Catalyst removes ammonia from industrial wastewater

2 min read

Ruthenium atoms on a mesh of copper nanowires form the basis of a catalyst that converts nitrates from industrial wastewater into ammonia.

Rice University engineers have designed a catalyst of ruthenium atoms in a copper mesh to extract ammonia and fertiliser from wastewater
Rice University engineers have designed a catalyst of ruthenium atoms in a copper mesh to extract ammonia and fertiliser from wastewater - Photo by Jeff Fitlow

Collaborators at Rice University’s George R. Brown School of Engineering, Arizona State University and Pacific Northwest National Laboratory developed the high-performance catalyst that can, with near 100 per cent efficiency, pull ammonia and solid ammonia from low levels of nitrates that are widespread in industrial wastewater and polluted groundwater.

A study led by Rice chemical and biomolecular engineer Haotian Wang shows the process converts nitrate levels of 2,000 parts per million into ammonia, followed by an efficient gas stripping process for ammonia product collection. After these treatments, the remaining nitrogen contents can be brought down to ‘drinkable’ levels as defined by the World Health Organization.  

“We fulfilled a complete water denitrification process,” graduate student Feng-Yang Chen said in a statement. “With further water treatment on other contaminants, we can potentially turn industrial wastewater back to drinking water.” 

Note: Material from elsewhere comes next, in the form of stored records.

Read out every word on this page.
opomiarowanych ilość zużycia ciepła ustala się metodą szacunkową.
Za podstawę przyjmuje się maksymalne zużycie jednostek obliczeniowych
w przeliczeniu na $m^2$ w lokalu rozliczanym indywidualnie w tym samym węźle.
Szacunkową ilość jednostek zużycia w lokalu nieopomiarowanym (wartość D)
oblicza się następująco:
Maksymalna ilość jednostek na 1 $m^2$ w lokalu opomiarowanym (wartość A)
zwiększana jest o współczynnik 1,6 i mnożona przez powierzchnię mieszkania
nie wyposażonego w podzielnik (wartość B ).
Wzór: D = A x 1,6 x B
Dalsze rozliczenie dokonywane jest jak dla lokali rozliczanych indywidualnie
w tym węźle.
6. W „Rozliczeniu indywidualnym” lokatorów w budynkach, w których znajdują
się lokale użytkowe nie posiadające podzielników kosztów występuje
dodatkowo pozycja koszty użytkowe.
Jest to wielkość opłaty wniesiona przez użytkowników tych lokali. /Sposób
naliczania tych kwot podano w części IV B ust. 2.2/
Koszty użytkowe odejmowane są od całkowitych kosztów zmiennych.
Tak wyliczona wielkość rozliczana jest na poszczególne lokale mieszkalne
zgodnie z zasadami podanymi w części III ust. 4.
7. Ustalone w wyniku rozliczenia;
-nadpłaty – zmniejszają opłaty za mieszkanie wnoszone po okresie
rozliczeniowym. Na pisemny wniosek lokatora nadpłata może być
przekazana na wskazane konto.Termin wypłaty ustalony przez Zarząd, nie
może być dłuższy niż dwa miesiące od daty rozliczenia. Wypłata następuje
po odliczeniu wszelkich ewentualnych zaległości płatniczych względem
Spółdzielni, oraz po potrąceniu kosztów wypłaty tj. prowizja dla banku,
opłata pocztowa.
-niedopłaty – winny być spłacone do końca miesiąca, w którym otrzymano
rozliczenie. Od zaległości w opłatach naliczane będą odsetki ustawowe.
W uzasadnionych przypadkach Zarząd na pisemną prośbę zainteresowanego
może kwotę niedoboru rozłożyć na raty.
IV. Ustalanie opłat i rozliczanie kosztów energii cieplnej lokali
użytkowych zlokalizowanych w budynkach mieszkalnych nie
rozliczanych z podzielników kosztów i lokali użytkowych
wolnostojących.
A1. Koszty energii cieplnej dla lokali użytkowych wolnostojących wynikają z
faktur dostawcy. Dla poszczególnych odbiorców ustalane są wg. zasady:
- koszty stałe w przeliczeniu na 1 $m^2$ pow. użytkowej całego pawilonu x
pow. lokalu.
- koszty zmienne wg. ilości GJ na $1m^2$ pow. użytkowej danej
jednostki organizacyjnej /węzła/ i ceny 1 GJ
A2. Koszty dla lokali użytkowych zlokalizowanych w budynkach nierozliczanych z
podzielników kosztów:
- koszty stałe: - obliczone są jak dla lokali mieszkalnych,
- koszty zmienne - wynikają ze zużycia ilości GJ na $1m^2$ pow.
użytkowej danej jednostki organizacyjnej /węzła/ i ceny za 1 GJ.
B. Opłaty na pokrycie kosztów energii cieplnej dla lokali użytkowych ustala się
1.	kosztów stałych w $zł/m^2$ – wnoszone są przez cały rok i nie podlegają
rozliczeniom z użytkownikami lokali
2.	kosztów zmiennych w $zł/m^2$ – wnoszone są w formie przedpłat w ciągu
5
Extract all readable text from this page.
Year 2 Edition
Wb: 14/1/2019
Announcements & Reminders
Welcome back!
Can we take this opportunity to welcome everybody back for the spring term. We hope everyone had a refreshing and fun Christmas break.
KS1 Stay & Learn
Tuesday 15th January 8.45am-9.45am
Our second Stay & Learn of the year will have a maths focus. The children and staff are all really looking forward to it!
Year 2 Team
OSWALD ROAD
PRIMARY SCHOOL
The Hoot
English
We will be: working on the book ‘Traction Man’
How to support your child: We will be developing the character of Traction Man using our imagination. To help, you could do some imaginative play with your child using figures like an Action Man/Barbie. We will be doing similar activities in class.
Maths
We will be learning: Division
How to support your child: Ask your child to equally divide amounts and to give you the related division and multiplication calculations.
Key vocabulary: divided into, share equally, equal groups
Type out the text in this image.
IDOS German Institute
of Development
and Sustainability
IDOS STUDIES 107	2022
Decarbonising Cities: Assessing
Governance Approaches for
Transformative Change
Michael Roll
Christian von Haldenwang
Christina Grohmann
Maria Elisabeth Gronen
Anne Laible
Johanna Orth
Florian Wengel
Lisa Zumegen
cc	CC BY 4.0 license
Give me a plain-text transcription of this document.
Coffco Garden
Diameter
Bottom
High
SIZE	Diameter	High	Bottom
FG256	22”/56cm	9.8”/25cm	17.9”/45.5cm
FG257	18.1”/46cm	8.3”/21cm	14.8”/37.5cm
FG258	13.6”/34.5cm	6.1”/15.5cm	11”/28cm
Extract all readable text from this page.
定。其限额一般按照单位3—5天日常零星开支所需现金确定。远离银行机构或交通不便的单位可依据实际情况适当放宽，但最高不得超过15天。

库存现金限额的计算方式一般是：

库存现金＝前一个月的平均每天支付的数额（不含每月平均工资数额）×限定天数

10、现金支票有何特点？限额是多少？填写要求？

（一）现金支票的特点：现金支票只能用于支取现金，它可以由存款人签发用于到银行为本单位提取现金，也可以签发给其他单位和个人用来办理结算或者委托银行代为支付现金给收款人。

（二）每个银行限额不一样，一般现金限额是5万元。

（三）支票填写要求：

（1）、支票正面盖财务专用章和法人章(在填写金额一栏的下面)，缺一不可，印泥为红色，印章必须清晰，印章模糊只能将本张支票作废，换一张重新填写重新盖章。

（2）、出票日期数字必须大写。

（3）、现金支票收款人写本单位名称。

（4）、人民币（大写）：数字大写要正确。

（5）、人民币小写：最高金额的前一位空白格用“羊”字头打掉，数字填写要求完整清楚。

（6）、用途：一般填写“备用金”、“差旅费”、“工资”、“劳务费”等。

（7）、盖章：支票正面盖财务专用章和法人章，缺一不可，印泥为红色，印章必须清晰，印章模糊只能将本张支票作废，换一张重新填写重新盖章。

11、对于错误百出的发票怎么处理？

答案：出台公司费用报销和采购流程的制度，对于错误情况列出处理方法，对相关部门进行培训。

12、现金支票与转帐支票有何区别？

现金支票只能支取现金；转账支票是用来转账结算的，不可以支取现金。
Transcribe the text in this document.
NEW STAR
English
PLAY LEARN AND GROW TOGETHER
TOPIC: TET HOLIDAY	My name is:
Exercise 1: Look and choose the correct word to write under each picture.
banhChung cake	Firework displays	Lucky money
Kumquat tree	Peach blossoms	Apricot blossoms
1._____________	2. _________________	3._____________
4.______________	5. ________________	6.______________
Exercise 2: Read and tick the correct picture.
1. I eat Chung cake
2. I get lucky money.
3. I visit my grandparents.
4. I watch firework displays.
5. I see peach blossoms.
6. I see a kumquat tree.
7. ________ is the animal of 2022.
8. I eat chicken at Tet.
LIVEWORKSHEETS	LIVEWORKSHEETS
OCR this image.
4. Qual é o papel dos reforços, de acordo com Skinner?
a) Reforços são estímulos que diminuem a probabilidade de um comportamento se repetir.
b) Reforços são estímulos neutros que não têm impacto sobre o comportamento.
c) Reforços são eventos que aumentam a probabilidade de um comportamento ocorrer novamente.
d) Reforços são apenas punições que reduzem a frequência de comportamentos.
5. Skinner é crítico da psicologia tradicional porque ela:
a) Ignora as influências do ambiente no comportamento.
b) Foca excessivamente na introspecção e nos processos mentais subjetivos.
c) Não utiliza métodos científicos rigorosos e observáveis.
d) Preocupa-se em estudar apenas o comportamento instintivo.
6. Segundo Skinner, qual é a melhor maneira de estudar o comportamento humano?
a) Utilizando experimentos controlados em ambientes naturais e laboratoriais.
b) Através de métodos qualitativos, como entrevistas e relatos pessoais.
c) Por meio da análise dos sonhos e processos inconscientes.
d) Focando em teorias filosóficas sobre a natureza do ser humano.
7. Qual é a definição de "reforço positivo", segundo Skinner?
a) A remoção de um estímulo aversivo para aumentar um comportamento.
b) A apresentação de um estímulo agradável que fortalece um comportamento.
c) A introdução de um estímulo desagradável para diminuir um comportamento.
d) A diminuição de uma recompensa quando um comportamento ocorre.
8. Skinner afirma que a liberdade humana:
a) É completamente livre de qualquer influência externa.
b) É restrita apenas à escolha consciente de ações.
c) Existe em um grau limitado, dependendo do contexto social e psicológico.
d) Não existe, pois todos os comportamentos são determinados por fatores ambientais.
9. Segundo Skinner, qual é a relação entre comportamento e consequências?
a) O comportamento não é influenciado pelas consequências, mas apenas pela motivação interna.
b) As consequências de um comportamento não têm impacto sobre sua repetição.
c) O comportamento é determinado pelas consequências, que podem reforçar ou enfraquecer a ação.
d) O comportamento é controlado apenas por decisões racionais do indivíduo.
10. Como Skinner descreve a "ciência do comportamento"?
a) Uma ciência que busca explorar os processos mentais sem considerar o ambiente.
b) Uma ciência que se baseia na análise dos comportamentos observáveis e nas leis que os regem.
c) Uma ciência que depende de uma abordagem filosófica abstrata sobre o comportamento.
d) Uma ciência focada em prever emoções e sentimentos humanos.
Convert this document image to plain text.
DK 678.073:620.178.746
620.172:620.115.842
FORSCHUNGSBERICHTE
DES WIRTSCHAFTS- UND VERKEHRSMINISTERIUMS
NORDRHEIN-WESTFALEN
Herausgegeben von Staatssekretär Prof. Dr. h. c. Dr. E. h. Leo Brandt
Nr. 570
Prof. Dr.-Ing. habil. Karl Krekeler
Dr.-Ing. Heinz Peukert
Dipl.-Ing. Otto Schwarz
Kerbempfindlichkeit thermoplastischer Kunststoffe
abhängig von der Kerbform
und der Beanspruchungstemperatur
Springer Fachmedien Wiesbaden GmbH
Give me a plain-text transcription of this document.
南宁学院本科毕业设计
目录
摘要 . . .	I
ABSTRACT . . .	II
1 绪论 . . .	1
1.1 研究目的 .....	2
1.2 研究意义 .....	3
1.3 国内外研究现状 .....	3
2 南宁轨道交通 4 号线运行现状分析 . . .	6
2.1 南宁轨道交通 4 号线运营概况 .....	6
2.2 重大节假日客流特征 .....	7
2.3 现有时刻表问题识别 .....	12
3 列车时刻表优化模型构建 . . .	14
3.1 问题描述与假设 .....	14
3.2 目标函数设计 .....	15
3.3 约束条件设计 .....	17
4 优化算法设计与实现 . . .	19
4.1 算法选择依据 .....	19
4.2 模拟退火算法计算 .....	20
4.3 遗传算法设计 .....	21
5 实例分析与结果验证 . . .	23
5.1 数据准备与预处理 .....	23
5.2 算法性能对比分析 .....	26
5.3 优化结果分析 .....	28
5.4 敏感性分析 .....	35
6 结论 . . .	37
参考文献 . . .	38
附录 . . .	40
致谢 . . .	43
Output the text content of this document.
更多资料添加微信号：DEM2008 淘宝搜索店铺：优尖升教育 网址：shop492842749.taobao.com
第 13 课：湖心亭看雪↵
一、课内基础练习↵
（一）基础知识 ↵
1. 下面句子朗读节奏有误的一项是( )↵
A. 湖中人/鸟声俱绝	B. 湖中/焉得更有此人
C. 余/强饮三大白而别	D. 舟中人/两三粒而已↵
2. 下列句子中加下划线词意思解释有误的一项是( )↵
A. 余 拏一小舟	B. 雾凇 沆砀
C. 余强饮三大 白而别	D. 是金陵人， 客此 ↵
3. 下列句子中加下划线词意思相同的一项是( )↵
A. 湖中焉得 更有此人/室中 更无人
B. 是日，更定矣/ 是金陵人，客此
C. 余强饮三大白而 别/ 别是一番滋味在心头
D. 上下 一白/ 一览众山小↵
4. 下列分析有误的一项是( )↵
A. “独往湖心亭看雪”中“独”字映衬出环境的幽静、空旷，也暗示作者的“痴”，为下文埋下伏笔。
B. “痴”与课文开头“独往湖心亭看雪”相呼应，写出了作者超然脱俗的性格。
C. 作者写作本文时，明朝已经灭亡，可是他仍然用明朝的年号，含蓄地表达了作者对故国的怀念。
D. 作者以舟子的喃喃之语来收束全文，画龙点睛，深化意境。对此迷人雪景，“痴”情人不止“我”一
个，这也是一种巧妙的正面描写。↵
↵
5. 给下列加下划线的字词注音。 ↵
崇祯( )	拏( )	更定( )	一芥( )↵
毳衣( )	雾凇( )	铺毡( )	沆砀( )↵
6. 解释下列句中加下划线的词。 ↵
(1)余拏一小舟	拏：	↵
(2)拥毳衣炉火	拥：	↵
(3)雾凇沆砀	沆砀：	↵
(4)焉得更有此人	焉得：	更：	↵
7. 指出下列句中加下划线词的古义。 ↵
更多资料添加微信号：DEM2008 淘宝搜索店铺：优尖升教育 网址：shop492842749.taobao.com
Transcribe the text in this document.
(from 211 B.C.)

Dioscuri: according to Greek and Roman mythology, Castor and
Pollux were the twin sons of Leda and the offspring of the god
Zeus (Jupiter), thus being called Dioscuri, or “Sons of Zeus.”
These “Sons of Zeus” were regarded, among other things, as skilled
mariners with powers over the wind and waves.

Chen is one of three lead authors of the paper that appears in Nature Nanotechnology. 

The study is said to show promising alternative toward efficient practices for an industry that depends upon an energy-intensive process to produce over 170 million tons of ammonia per year.

Previous studies have shown that ruthenium atoms are efficient at catalysing nitrate-rich wastewater. The team combined them with copper to suppress the hydrogen evolution reaction, a way to produce hydrogen from water that in this case is an unwanted side effect.

“We knew that ruthenium was a good metal candidate for nitrate reduction, but we also knew there was a big problem, that it could easily have a competing reaction, which is hydrogen evolution,” Chen said. “When we applied current, a lot of the electrons would just go to hydrogen, not the product we want.”

“We borrowed a concept from other fields like carbon dioxide reduction, which uses copper to suppress hydrogen evolution,” added Wang. “Then we had to find a way to organically combine ruthenium and copper. It turns out that dispersing single ruthenium atoms into the copper matrix works the best.”

The team used density functional theory calculations to explain why ruthenium atoms make the chemical path that connects nitrate and ammonia easier to cross, according to co-corresponding author Christopher Muhich, an assistant professor of chemical engineering at Arizona State.

“When there is only ruthenium, the water gets in the way,” Muhich said. “When there is only copper, there isn’t enough water to provide hydrogen atoms. But on the single ruthenium sites water doesn’t compete as well, providing just enough hydrogen without taking up spots for nitrate to react.”

The process works at room temperature and under ambient pressure, and at what the researchers called an “industrial-relevant” nitrate reduction current of 1 A/cm2, the amount of electricity needed to maximise catalysis rate. That should make it easy to scale up, Chen said.

“I think this has big potential, but it’s been ignored because it’s been hard for previous studies to reach such a good current density while still maintaining good product selectivity, especially under low nitrate concentrations,” he said. “But now we’re demonstrating just that. I’m confident we’ll have opportunities to push this process for industrial applications, especially because it doesn’t require big infrastructure.”

A prime benefit of the process is the reduction of carbon dioxide emissions from traditional industrial production of ammonia. These are not insignificant, amounting to 1.4 per cent of the world’s annual emissions, the researchers noted.

“While we understood that converting nitrate wastes to ammonia may not be able to fully replace the existing ammonia industry in the short term, we believe this process could make significant contributions to decentralised ammonia production, especially in places with high nitrate sources,” Wang said.